After spending some more time with the topic, I think @Sau_Tak was pretty close to what I needed. The only thing I had to add was some reshaping before and after to make it work for my use-case in arbitrary dimensions.
Note that now the for loop might be a little bit slow. which I think has been addressed by other posts. But for me that works fine now.
import torch, skimage
def gather_nd(params, indices):
'''
4D example
params: tensor shaped [n_1, n_2, n_3, n_4] --> 4 dimensional
indices: tensor shaped [m_1, m_2, m_3, m_4, 4] --> multidimensional list of 4D indices
returns: tensor shaped [m_1, m_2, m_3, m_4]
ND_example
params: tensor shaped [n_1, ..., n_p] --> d-dimensional tensor
indices: tensor shaped [m_1, ..., m_i, d] --> multidimensional list of d-dimensional indices
returns: tensor shaped [m_1, ..., m_1]
'''
out_shape = indices.shape[:-1]
indices = indices.unsqueeze(0).transpose(0, -1) # roll last axis to fring
ndim = indices.shape[0]
indices = indices.long()
idx = torch.zeros_like(indices[0], device=indices.device).long()
m = 1
for i in range(ndim)[::-1]:
idx += indices[i] * m
m *= params.size(i)
out = torch.take(params, idx)
return out.view(out_shape)
## Example
image_t = torch.from_numpy(skimage.data.astronaut())
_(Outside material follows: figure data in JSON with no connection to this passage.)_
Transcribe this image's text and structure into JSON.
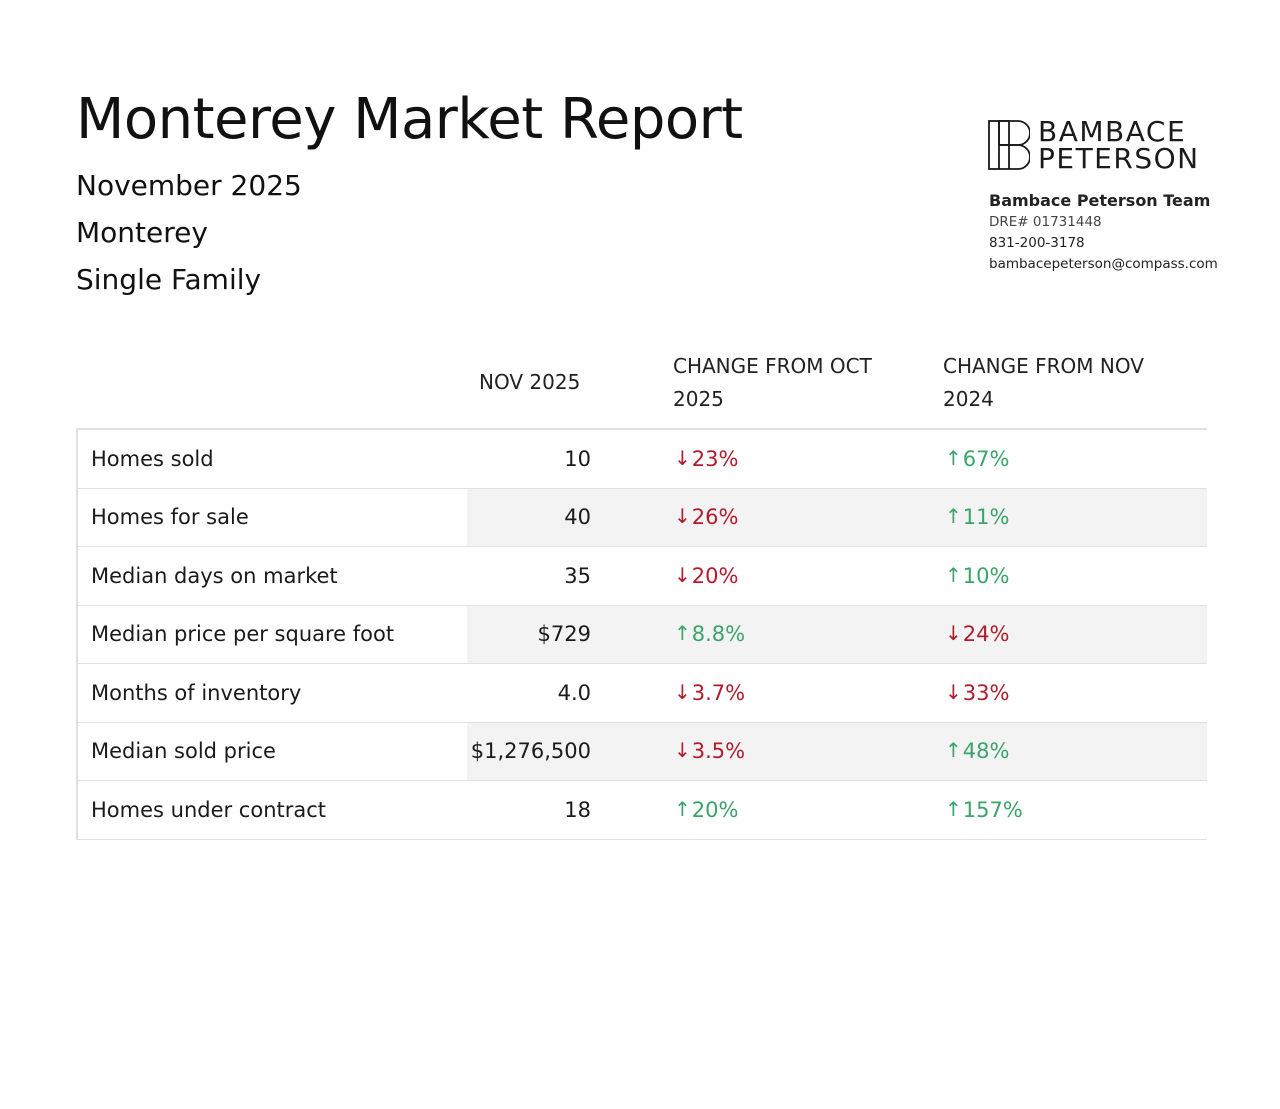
{
  "report": {
    "title": "Monterey Market Report",
    "period": "November 2025",
    "city": "Monterey",
    "property_type": "Single Family"
  },
  "brand": {
    "logo_line1": "BAMBACE",
    "logo_line2": "PETERSON",
    "team_name": "Bambace Peterson Team",
    "dre": "DRE# 01731448",
    "phone": "831-200-3178",
    "email_user": "bambacepeterson",
    "email_domain": "@compass.com"
  },
  "table": {
    "headers": {
      "current": "NOV 2025",
      "change_month": "CHANGE FROM OCT 2025",
      "change_year": "CHANGE FROM NOV 2024"
    },
    "rows": [
      {
        "label": "Homes sold",
        "value": "10",
        "change_month": "23%",
        "change_month_dir": "down",
        "change_year": "67%",
        "change_year_dir": "up"
      },
      {
        "label": "Homes for sale",
        "value": "40",
        "change_month": "26%",
        "change_month_dir": "down",
        "change_year": "11%",
        "change_year_dir": "up"
      },
      {
        "label": "Median days on market",
        "value": "35",
        "change_month": "20%",
        "change_month_dir": "down",
        "change_year": "10%",
        "change_year_dir": "up"
      },
      {
        "label": "Median price per square foot",
        "value": "$729",
        "change_month": "8.8%",
        "change_month_dir": "up",
        "change_year": "24%",
        "change_year_dir": "down"
      },
      {
        "label": "Months of inventory",
        "value": "4.0",
        "change_month": "3.7%",
        "change_month_dir": "down",
        "change_year": "33%",
        "change_year_dir": "down"
      },
      {
        "label": "Median sold price",
        "value": "$1,276,500",
        "change_month": "3.5%",
        "change_month_dir": "down",
        "change_year": "48%",
        "change_year_dir": "up"
      },
      {
        "label": "Homes under contract",
        "value": "18",
        "change_month": "20%",
        "change_month_dir": "up",
        "change_year": "157%",
        "change_year_dir": "up"
      }
    ]
  },
  "icons": {
    "up_arrow": "arrow-up-icon",
    "down_arrow": "arrow-down-icon"
  },
  "colors": {
    "increase": "#3aa46a",
    "decrease": "#b01c2e",
    "row_shade": "#f3f3f3",
    "border": "#e0e0e0"
  }
}
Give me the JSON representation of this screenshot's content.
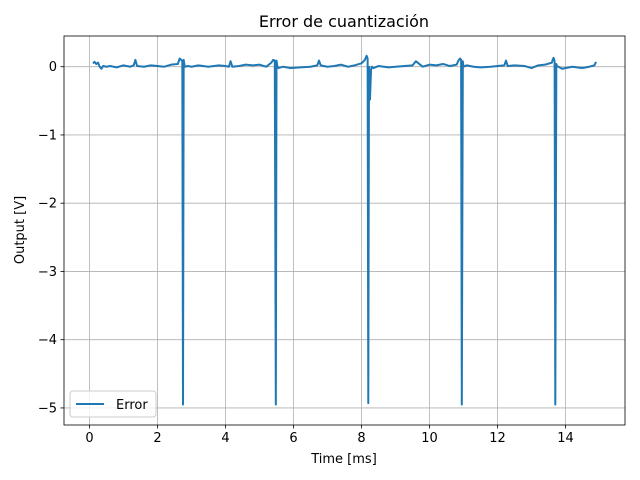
{
  "chart_data": {
    "type": "line",
    "title": "Error de cuantización",
    "xlabel": "Time [ms]",
    "ylabel": "Output [V]",
    "xlim": [
      -0.75,
      15.75
    ],
    "ylim": [
      -5.25,
      0.45
    ],
    "xticks": [
      0,
      2,
      4,
      6,
      8,
      10,
      12,
      14
    ],
    "xtick_labels": [
      "0",
      "2",
      "4",
      "6",
      "8",
      "10",
      "12",
      "14"
    ],
    "yticks": [
      0,
      -1,
      -2,
      -3,
      -4,
      -5
    ],
    "ytick_labels": [
      "0",
      "−1",
      "−2",
      "−3",
      "−4",
      "−5"
    ],
    "grid": true,
    "legend_position": "lower-left",
    "series": [
      {
        "name": "Error",
        "color": "#1f77b4",
        "x": [
          0.1,
          0.15,
          0.2,
          0.25,
          0.3,
          0.35,
          0.4,
          0.5,
          0.6,
          0.8,
          1.0,
          1.2,
          1.3,
          1.35,
          1.4,
          1.6,
          1.8,
          2.0,
          2.2,
          2.4,
          2.6,
          2.65,
          2.7,
          2.73,
          2.75,
          2.77,
          2.8,
          2.9,
          3.0,
          3.2,
          3.5,
          3.8,
          4.0,
          4.1,
          4.15,
          4.2,
          4.4,
          4.6,
          4.8,
          5.0,
          5.2,
          5.35,
          5.4,
          5.45,
          5.48,
          5.5,
          5.52,
          5.55,
          5.7,
          5.9,
          6.2,
          6.5,
          6.7,
          6.75,
          6.8,
          7.0,
          7.2,
          7.4,
          7.6,
          7.8,
          8.0,
          8.1,
          8.15,
          8.18,
          8.2,
          8.22,
          8.25,
          8.28,
          8.3,
          8.35,
          8.5,
          8.8,
          9.0,
          9.5,
          9.6,
          9.8,
          10.0,
          10.2,
          10.4,
          10.6,
          10.8,
          10.85,
          10.9,
          10.93,
          10.95,
          10.98,
          11.0,
          11.1,
          11.3,
          11.5,
          11.8,
          12.0,
          12.2,
          12.25,
          12.3,
          12.5,
          12.8,
          13.0,
          13.2,
          13.4,
          13.6,
          13.62,
          13.65,
          13.68,
          13.7,
          13.73,
          13.75,
          13.9,
          14.2,
          14.5,
          14.7,
          14.85,
          14.9
        ],
        "y": [
          0.05,
          0.07,
          0.04,
          0.06,
          0.0,
          -0.03,
          0.01,
          0.0,
          0.01,
          -0.01,
          0.02,
          0.0,
          0.02,
          0.1,
          0.01,
          0.0,
          0.02,
          0.01,
          0.0,
          0.03,
          0.04,
          0.12,
          0.1,
          0.08,
          -4.95,
          0.1,
          0.0,
          0.01,
          0.0,
          0.02,
          0.0,
          0.02,
          0.01,
          0.0,
          0.08,
          0.0,
          0.01,
          0.03,
          0.02,
          0.03,
          0.0,
          0.06,
          0.1,
          0.09,
          -4.95,
          0.09,
          0.02,
          -0.02,
          0.0,
          -0.02,
          -0.01,
          0.0,
          0.02,
          0.09,
          0.02,
          0.0,
          0.01,
          0.03,
          0.0,
          0.02,
          0.05,
          0.1,
          0.16,
          0.12,
          -4.93,
          0.0,
          -0.48,
          -0.05,
          0.0,
          -0.02,
          0.01,
          -0.01,
          0.0,
          0.02,
          0.08,
          0.0,
          0.03,
          0.02,
          0.04,
          0.01,
          0.03,
          0.09,
          0.12,
          0.1,
          -4.95,
          0.08,
          0.0,
          0.02,
          0.0,
          -0.01,
          0.0,
          0.01,
          0.02,
          0.09,
          0.01,
          0.02,
          0.01,
          -0.02,
          0.02,
          0.03,
          0.06,
          0.1,
          0.13,
          0.08,
          -4.95,
          0.04,
          0.01,
          -0.03,
          0.0,
          -0.02,
          0.0,
          0.02,
          0.07
        ]
      }
    ]
  }
}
params = ptcompat.torch_tile_nd(image_t.view((1, 1, 512, 512, 3)), [4, 16, 1, 1, 1]) # batch of stack of images
indices = torch.stack(torch.meshgrid(torch.arange(4), torch.arange(16), torch.arange(128), torch.arange(128), torch.arange(3)), dim=-1) # get 128 x 128 image slice from each item
out = gather_nd(params, indices)
print(out.shape) # >> [4, 16, 128, 128, 3]
plt.imshow(out[0, 0, ...])